Ingredients
- 2 tablespoons vegetable oil
- 1 onion, diced
- 2 carrots, sliced
- 2 stalks celery with leaves, chopped
- 1 pound kielbasa sausage, sliced
- 2 quarts chicken broth
- 1 (15 ounce) can crushed tomatoes
- 1 clove garlic, crushed
- 1 pound dry lentils, rinsed
- 2 bay leaves
- salt and pepper to taste
Why You'll Keep Making This
This soup is packed with protein and fiber, making it both filling and nutritious. The combination of lentils and sausage creates a rich, comforting flavor that warms you up on chilly days. It’s easy to make and perfect for meal prepping.
Helpful Chef Tips
- Rinse the lentils well before cooking to remove any dust or debris.
- Brown the sausage thoroughly to develop deep flavor in the soup.
- Simmer gently to allow the lentils to soften without breaking apart.
- Brown the sausage thoroughly to develop deep flavor in the soup.
- Simmer gently to allow the lentils to soften without breaking apart.
Directions
Warm some oil in a large pot over medium heat. Toss in the chopped onion, carrots, and celery, and cook them for about 2 minutes, stirring occasionally. Next, add the kielbasa, chicken broth, tomatoes, garlic, lentils, and bay leaves. Bring everything to a gentle boil, then lower the heat and let it simmer uncovered for around 2 hours so all the flavors can meld together. Before serving, give it a taste and season with salt and pepper as needed.
Serving Guide
Serve this soup with a side of crusty bread or a simple green salad for a complete meal. A dollop of plain yogurt or a sprinkle of fresh herbs like parsley or thyme can add a nice fresh touch on top.
Reheating And Storage
Let the soup cool completely before storing it in an airtight container. It keeps well in the fridge for up to four days and freezes nicely for up to three months. Reheat gently on the stove, adding a splash of water or broth if needed.

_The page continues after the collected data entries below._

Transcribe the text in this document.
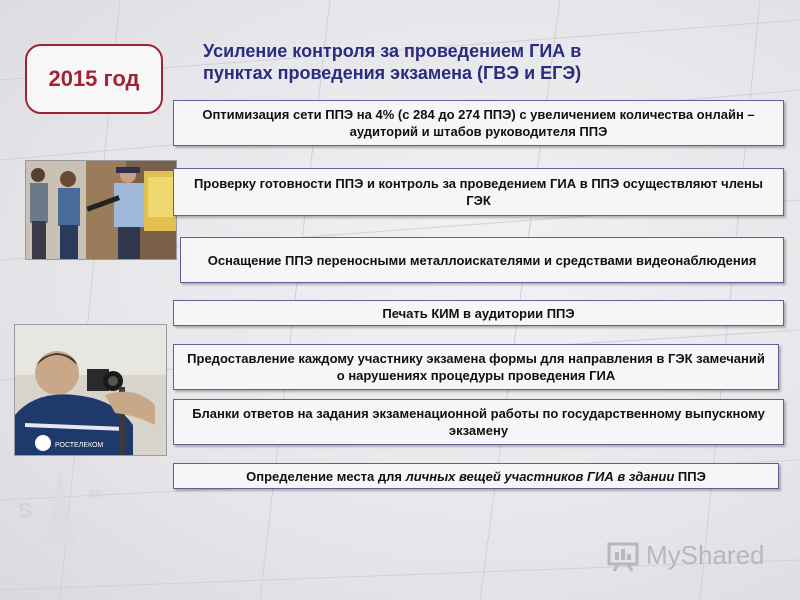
S
SE
2015 год
Усиление контроля за проведением ГИА в
пунктах проведения экзамена (ГВЭ и ЕГЭ)
РОСТЕЛЕКОМ
Оптимизация сети ППЭ на 4% (с 284 до 274 ППЭ) с увеличением количества онлайн – аудиторий и штабов руководителя ППЭ
Проверку готовности ППЭ и контроль за проведением ГИА в ППЭ осуществляют члены ГЭК
Оснащение ППЭ переносными металлоискателями и средствами видеонаблюдения
Печать КИМ в аудитории ППЭ
Предоставление каждому участнику экзамена формы для направления в ГЭК замечаний о нарушениях процедуры проведения ГИА
Бланки ответов на задания экзаменационной работы по государственному выпускному экзамену
Определение места для личных вещей участников ГИА в здании ППЭ
MyShared
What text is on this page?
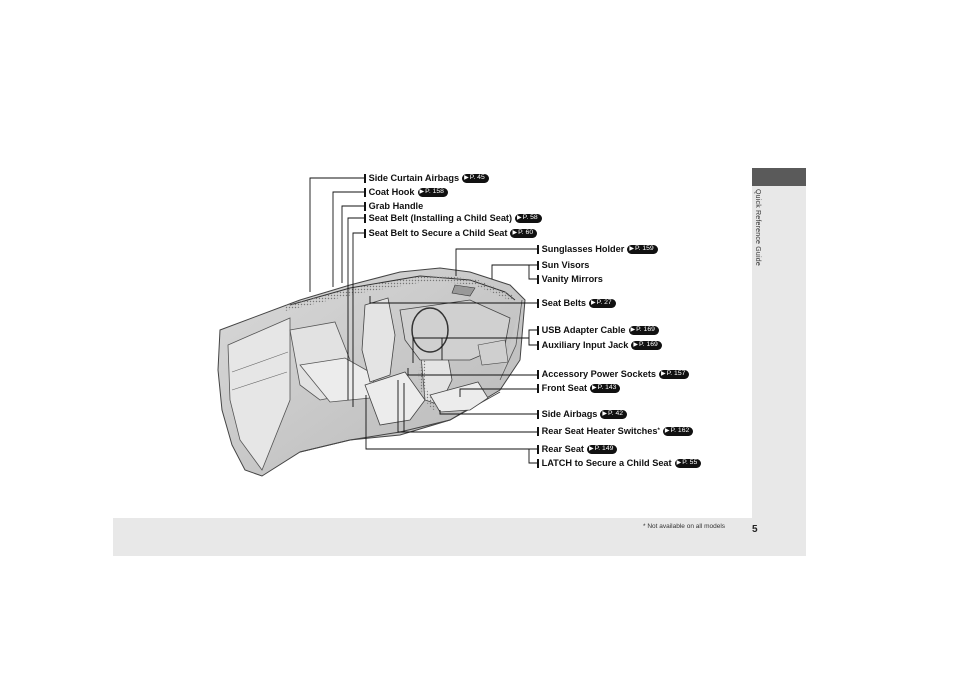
Quick Reference Guide
* Not available on all models	5
Side Curtain Airbags ▶ P. 45
Coat Hook ▶ P. 158
Grab Handle
Seat Belt (Installing a Child Seat) ▶ P. 58
Seat Belt to Secure a Child Seat ▶ P. 60
Sunglasses Holder ▶ P. 159
Sun Visors
Vanity Mirrors
Seat Belts ▶ P. 27
USB Adapter Cable ▶ P. 169
Auxiliary Input Jack ▶ P. 169
Accessory Power Sockets ▶ P. 157
Front Seat ▶ P. 143
Side Airbags ▶ P. 42
Rear Seat Heater Switches * ▶ P. 162
Rear Seat ▶ P. 149
LATCH to Secure a Child Seat ▶ P. 55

Frequently Asked Questions
Can I use a different type of sausage instead of kielbasa?
Yes, you can substitute kielbasa with smoked sausage, Italian sausage, or any sausage you prefer.
Do I need to soak the dry lentils before cooking?
No, rinsing the lentils is sufficient; they do not require soaking.
Can I make this soup in a slow cooker?
Yes, combine all ingredients in a slow cooker and cook on low for 6-8 hours or on high for 3-4 hours.
How thick should the soup be?
The soup should be hearty but still slightly brothy; adjust by adding more broth if it’s too thick.
Can I freeze leftovers?
Yes, this soup freezes well. Store in an airtight container for up to 3 months.
What can I serve with this soup?
It pairs well with crusty bread, a side salad, or crackers.
Can I use vegetable broth instead of chicken broth?
Yes, vegetable broth works well for a vegetarian-friendly version if you substitute the sausage.
How do I store leftovers?
Let the soup cool, then refrigerate in a sealed container for up to 4 days.